Any help on this issue? Thanks
@gurumoorthy208524 in internal mode memory is shared with Spark - that message we're seeing indicates that there was an out of memory error catched in H2O-3, not sure what is your setup when it comes to Spark and what exactly you're doing there but that might give you some direction - how much memory the Spark driver and executors have etc.
@krasinski the following is my spark config
conf["spark.driver.cores"]=2
conf["spark.driver.memory"]="2g"
conf["spark.executor.cores"]=4
conf["spark.executor.memory"]="12g"
conf["spark.executor.instances"]=1
@gurumoorthy208524, it's difficult to help you if we don't have a full context. For internal backend, Please always send us the full logs from driver and executors, not only the snippets.
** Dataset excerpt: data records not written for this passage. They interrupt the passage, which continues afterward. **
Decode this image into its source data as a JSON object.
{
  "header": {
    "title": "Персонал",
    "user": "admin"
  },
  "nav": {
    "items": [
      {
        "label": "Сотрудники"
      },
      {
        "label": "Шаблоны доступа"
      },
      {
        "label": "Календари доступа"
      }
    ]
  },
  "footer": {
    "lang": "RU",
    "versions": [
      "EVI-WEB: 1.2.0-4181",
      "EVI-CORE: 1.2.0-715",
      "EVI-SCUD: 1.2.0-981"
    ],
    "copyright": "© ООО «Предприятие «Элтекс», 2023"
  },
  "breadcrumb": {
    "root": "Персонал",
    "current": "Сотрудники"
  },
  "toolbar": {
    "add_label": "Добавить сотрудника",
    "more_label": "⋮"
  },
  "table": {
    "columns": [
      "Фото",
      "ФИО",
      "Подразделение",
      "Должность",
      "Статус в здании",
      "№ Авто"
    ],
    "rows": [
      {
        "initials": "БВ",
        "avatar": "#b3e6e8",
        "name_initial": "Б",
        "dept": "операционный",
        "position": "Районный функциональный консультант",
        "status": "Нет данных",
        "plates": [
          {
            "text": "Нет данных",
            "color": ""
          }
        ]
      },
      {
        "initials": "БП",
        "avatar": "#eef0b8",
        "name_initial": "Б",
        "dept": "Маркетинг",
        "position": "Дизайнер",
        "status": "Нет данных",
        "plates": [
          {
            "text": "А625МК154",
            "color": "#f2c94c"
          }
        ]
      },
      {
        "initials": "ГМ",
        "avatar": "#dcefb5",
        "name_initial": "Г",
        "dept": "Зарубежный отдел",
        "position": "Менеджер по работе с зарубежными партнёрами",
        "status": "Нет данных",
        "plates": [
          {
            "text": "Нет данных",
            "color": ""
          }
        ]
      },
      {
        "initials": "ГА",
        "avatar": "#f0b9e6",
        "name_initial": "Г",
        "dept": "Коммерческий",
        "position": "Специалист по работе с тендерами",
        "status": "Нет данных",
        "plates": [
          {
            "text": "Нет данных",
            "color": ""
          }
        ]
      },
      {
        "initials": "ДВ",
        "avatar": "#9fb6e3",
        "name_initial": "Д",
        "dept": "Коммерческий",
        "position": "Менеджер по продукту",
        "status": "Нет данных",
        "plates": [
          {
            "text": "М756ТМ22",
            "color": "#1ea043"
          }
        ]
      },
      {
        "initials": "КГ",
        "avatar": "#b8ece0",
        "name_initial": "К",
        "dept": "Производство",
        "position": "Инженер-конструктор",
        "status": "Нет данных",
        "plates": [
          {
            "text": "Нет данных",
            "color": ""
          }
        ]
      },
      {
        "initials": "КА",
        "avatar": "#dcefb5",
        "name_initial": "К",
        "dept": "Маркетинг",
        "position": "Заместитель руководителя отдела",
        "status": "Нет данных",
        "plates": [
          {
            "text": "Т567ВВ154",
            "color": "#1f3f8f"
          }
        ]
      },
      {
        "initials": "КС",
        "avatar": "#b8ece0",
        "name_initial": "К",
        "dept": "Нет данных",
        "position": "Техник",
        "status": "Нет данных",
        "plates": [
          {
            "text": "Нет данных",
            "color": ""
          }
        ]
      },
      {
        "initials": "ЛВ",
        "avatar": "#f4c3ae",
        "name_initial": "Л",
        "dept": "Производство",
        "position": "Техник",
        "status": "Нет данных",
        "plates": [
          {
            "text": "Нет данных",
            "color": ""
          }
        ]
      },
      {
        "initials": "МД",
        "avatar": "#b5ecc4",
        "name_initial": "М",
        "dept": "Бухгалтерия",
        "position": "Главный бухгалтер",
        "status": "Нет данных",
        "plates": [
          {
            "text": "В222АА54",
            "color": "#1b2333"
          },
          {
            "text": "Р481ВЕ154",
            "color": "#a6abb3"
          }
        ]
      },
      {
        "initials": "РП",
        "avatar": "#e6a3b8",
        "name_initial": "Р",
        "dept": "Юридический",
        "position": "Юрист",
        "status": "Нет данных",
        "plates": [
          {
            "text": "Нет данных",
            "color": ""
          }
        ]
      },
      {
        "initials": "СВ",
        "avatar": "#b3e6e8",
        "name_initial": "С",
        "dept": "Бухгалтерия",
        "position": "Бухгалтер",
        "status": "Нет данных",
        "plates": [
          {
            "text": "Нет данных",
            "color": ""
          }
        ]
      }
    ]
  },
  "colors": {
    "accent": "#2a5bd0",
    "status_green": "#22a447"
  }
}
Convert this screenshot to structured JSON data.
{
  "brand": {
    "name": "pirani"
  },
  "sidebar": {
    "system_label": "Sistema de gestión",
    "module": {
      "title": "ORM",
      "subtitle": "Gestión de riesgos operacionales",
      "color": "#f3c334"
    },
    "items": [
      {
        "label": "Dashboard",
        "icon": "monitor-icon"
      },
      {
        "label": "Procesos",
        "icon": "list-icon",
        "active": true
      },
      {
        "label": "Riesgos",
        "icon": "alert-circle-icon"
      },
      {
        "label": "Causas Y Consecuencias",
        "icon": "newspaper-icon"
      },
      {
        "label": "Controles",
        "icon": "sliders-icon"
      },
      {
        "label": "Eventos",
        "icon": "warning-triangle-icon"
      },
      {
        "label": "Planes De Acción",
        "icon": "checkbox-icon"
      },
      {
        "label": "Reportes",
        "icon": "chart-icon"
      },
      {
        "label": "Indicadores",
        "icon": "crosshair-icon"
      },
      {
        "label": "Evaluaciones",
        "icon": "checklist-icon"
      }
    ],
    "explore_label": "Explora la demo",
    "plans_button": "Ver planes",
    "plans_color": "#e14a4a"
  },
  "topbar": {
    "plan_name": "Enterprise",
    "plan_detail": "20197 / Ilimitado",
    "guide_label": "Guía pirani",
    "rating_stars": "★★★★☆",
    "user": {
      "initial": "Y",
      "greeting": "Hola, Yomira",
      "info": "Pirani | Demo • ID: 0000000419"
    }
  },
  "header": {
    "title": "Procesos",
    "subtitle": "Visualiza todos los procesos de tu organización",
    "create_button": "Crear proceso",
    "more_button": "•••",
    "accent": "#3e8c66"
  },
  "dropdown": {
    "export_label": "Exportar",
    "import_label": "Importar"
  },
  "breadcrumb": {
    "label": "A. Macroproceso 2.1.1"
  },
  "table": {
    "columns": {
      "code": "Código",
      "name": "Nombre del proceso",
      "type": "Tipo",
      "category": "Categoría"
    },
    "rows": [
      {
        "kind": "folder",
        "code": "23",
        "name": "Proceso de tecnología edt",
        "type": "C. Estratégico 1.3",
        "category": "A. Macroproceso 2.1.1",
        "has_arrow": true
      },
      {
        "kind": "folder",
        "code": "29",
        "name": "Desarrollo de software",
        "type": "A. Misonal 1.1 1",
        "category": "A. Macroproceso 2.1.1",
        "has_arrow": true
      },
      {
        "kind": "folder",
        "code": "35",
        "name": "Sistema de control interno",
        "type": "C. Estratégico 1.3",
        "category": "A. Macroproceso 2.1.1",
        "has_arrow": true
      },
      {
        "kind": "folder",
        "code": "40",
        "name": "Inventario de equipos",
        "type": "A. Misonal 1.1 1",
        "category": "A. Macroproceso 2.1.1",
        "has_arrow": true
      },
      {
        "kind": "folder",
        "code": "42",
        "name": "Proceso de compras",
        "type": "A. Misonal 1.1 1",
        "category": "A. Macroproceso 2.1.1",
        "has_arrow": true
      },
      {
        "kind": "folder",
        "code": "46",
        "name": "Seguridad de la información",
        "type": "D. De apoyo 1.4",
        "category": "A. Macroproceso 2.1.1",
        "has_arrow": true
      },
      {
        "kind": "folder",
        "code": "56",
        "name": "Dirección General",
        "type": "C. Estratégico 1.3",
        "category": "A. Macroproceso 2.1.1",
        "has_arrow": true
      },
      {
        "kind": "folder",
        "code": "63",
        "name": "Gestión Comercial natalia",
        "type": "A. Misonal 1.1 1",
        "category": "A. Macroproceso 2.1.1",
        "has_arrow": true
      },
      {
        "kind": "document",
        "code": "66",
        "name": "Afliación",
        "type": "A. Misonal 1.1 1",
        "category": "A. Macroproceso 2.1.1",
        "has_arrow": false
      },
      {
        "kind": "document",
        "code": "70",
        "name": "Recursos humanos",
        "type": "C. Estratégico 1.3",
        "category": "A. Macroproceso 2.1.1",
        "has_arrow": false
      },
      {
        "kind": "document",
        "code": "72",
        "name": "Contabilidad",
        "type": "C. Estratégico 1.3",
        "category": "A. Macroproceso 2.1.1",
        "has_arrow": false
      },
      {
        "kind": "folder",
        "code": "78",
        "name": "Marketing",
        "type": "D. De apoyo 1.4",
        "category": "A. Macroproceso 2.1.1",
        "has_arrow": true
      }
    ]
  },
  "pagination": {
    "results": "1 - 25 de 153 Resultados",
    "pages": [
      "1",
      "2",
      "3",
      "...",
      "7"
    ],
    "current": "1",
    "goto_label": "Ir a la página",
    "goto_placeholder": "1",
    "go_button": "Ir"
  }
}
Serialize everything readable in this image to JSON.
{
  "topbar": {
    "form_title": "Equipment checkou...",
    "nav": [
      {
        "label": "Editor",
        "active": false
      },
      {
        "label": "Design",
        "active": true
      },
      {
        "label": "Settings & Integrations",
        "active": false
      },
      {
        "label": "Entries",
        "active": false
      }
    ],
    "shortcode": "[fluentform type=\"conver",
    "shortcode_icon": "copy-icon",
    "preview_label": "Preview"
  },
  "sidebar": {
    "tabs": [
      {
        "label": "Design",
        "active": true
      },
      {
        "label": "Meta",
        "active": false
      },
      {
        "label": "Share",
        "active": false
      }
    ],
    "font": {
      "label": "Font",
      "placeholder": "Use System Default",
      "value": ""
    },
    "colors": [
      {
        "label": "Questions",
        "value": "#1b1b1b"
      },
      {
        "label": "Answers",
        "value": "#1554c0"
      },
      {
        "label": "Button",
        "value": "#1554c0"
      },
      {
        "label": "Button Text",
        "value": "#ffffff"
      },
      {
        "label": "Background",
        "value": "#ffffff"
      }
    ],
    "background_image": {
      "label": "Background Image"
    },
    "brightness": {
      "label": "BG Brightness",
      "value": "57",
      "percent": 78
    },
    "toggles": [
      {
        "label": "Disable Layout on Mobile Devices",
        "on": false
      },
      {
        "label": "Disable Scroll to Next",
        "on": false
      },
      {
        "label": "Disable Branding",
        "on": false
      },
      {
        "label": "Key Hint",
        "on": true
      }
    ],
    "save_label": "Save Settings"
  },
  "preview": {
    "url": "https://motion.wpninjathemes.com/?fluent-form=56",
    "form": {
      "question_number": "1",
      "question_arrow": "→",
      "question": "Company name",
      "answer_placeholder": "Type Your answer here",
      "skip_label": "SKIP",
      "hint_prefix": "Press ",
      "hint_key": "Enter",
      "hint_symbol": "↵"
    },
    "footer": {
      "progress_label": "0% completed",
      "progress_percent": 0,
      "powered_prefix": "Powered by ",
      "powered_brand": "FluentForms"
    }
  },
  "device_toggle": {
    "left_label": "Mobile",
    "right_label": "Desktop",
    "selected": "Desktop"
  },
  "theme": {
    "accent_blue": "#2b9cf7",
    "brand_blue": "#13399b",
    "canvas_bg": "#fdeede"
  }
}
The other parts of logs also contains statistics about the dataset in memory and the details about the model that you're trying to train.
@gurumoorthy208524 Several observations from the logs:
- The frame doesn't seem to be parsed correctly, min and max values from the frame statistics:
2022-05-30T11:15:54.534422466Z 05-30 11:15:54.533 10.171.128.84:54321 14 1868849-69 INFO water.default: Parse result for frame_rdd_36795644202 (3644019 rows, 6 columns):
2022-05-30T11:15:54.841176497Z 05-30 11:15:54.840 10.171.128.84:54321 14 1868849-69 INFO water.default: ColV2 type min max mean sigma NAs constant cardinality
2022-05-30T11:15:54.841358567Z 05-30 11:15:54.841 10.171.128.84:54321 14 1868849-69 INFO water.default: repo_name: factor *CYGWIN* zzzzrrr/poly 116782
2022-05-30T11:15:54.841487028Z 05-30 11:15:54.841 10.171.128.84:54321 14 1868849-69 INFO water.default: ref: factor 33188 refs/heads/z 16 1406
2022-05-30T11:15:54.841900831Z 05-30 11:15:54.841 10.171.128.84:54321 14 1868849-69 INFO water.default: path: string 16
2022-05-30T11:15:54.841927474Z 05-30 11:15:54.841 10.171.128.84:54321 14 1868849-69 INFO water.default: mode: factor 33188 g')"") 23 5
2022-05-30T11:15:54.841960139Z 05-30 11:15:54.841 10.171.128.84:54321 14 1868849-69 INFO water.default: id: string 24
2022-05-30T11:15:54.842542829Z 05-30 11:15:54.841 10.171.128.84:54321 14 1868849-69 INFO water.default: symlink_target: factor !<symlink>ÿþ zoom-select. 3615148 13535
- Since the cardinality of the
repo_name
column is high (116782). Algorithms using one-hot encoding will will allocate a really big arrays and this might lead to the warning messages:
WARN water.default: Unblock allocations; cache below desired, but also OOM: OOM, (K/V:1.09 GB + POJO:159.6 MB + FREE:10.75 GB == MEM_MAX:12.00 GB)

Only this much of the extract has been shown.